A propos de l’article de La Croix intitulé : « Au nom de l’Église » mais hors hiérarchie, des laïcs prennent la parole
Le titre de cet article m’interpelle. Pourquoi les journalistes de la Croix veulent-ils absolument voir la parole publique des laïcs sous l’angle d’un possible conflit entre parole officielle de l’Eglise et parole libre de ses membres ? Il y a dans ce prisme quelque chose de curieux.

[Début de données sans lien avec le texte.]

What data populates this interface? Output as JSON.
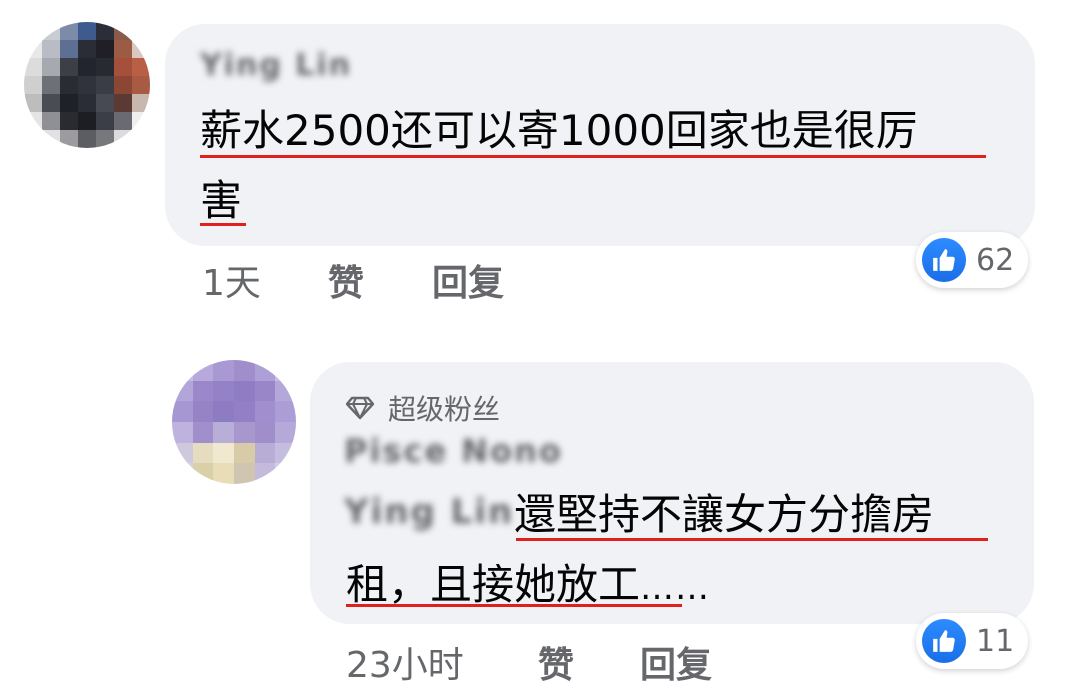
{
  "comments": [
    {
      "author": "Ying Lin",
      "text_line1": "薪水2500还可以寄1000回家也是很厉",
      "text_line2": "害",
      "time": "1天",
      "like_action": "赞",
      "reply_action": "回复",
      "reaction_count": "62",
      "reaction_icon": "thumbs-up-icon"
    },
    {
      "badge": "超级粉丝",
      "badge_icon": "diamond-icon",
      "author": "Pisce Nono",
      "mention": "Ying Lin",
      "text_line1": "還堅持不讓女方分擔房",
      "text_line2": "租，且接她放工",
      "ellipsis": "……",
      "time": "23小时",
      "like_action": "赞",
      "reply_action": "回复",
      "reaction_count": "11",
      "reaction_icon": "thumbs-up-icon"
    }
  ],
  "colors": {
    "bubble": "#f0f2f5",
    "meta_text": "#65676b",
    "body_text": "#050505",
    "underline": "#e0201c",
    "like_blue": "#1a6ee8"
  }
}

D’abord parce que les exemples cités sont moins des prises de positions « au nom de l’Eglise » que des prises de positions « au nom d’un attachement à l’Eglise » ou « au nom d’un attachement à la Vérité » et surtout me semble-t-il « au nom d’un attachement au Christ ». Ensuite parce que je me permets de souligner que, dans ces exemples, les signataires ne sont pas que des laïcs.
Cet attachement au Christ, au sens strict, est ce qui fonde la parole des laïcs comme le souligne le décret « Apostolicam actuositatem » de la 4e session de Vatican II. « Le devoir et le droit des laïcs à l’apostolat leur vient de leur union avec le Christ-Chef » (§3). Qu’il me soit permis ici de trouver d’ailleurs tout à fait inopérante la comparaison de Mgr Hyppolite Simon entre l’Eglise et un parti politique (« Qui a la légitimité pour utiliser le sigle catholique, pour engager le corps ? Est-ce que n’importe quel militant de l’UMP ou du PS peut utiliser le sigle de son parti ? »). Nous ne sommes pas autorisés à faire résonner la Parole parce que nous sommes les militants d’un programme écrit par les cadres d’un parti dont le sigle serait déposé à l’INPI mais nous sommes « députés à l’apostolat par le Seigneur lui-même » parce que nous sommes « insérés par le baptême dans le corps mystique du Christ, fortifiés grâce à la confirmation par la puissance de l’Esprit Saint » (§3).
Le deuxième paragraphe de ce décret répond à la question posée par Mgr Simon: « Il y a dans l’Eglise diversité de ministères, mais unité de mission. Les apôtres et leurs successeurs ont reçu du Christ la charge d’enseigner, de sanctifier et de gouverner en son nom et par son autorité. Mais les laïcs, rendus participants de la charge sacerdotale, prophétique et royale du Christ ont leur rôle dans la mission que tout le peuple de Dieu accomplit dans l’Eglise et dans le monde. […] Comme c’est l’état propre aux laïcs de vivre au milieu du monde et des affaires profanes, ils sont appelés par Dieu à exercer, comme un ferment, avec l’ardeur de l’esprit chrétien, leur apostolat dans le monde. »
Qu’une opinion publique, issue de l’Evangile, soit proclamée par les laïcs dans la presse et sur les réseaux sociaux, principaux lieux de communication dans le monde, me semble donc tout à fait en adéquation avec la mission des baptisés-confirmés. Cela ne veut certainement pas dire que toute parole de baptisé est parole d’Evangile ou, pour reprendre les termes de Mgr Hyppolite Simon, qu’elle engage le corps. Mais elle est, en soi, si elle est dite dans le souci de la mission apostolique, légitime. Aux successeurs des apôtres, ensuite, dans leurs charges d’enseignement et de gouvernement, de faire le tri dans ces paroles et si nécessaire de les corriger si elles n’étaient pas fidèles à l’Evangile.
« D’avoir reçu ces charismes, même les plus simples, découlent le droit et le devoir, pour chaque croyant de les mettre en œuvre dans l’Eglise et le monde, pour le bien des hommes et pour construire l’Eglise dans la liberté de l’Esprit Saint qui « souffle où il veut » (Jn 3,8), non moins qu’en communion avec ses frères dans le Christ, spécialement avec ses pasteurs. Ceux-ci jugeront de leur authenticité et de leur bon usage, non certes pour éteindre l’Esprit, mais pour éprouver tout et retenir ce qui est bon (cf. 1th 5, 12.19.21). » (§3)
Alors oui, réjouissons nous que des laïcs prennent la parole, non « au nom de l’Eglise » mais hors hiérarchie, mais pour le monde et pour l’Eglise en communion dans le Christ avec leurs pasteurs.